Je ne sais pas ce qu’il en est pour vous, et je n’aimerais pas passer pour un trouble-fête à cause de ce statut, mais toute cette hystérie autour d’Ons Jabeur commence à me taper sur les nerfs. Sa performance à Wimbledon a, sans l‘ombre d’un doute, marqué d’une pierre blanche l’histoire du sport tunisien, sa longue série de victoires contre les joueuses issues des meilleurs centres de formation inspire le respect et lui donne droit aux honneurs. Mais, qu’on le veuille ou non, ça reste du sport, une tenniswoman qui frappe fort dans une balle de tennis à l’aide d’une raquette, malgré les progrès réalisés dans le domaine du sport et toutes les avancées scientifiques au service de la performance sportive.
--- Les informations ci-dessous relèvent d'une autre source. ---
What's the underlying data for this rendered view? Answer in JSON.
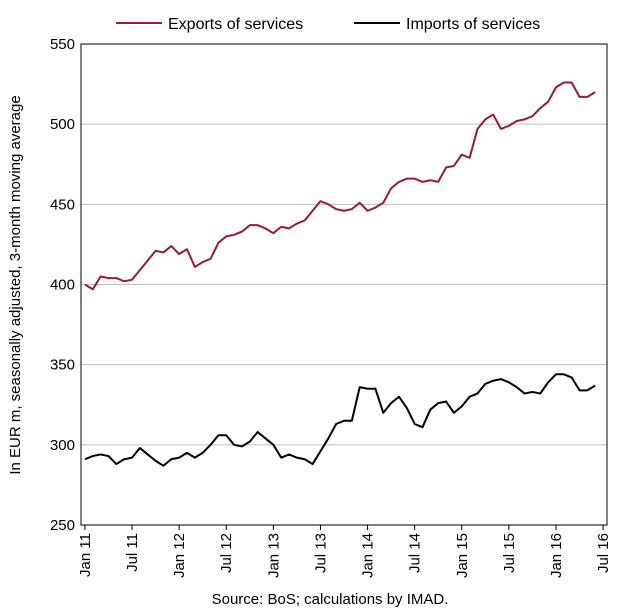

Les Tunisiens se sont tellement accommodés à la médiocrité que la performance d’Ons Jabeur leur est apparue quasi-miraculeuse. Ils en ont fait un objet de défoulement, ils se servent d’elle pour éliminer leurs frustrations et leur sentiment d’échec par une sorte de catharsis, notamment en lui faisant porter une responsabilité écrasante et en la chargeant de valeurs symboliques très puissantes et disproportionnées par rapport à ce qu’elle fait concrètement : patriotisme, fierté nationale, condition de la femme tunisienne… Qui plus est, l’idée de la surnommer l’« ambassadrice/ministre du bonheur » m’a toujours paru ridicule. C’est comme si le « bonheur d’un peuple » était tributaire d’un match de tennis.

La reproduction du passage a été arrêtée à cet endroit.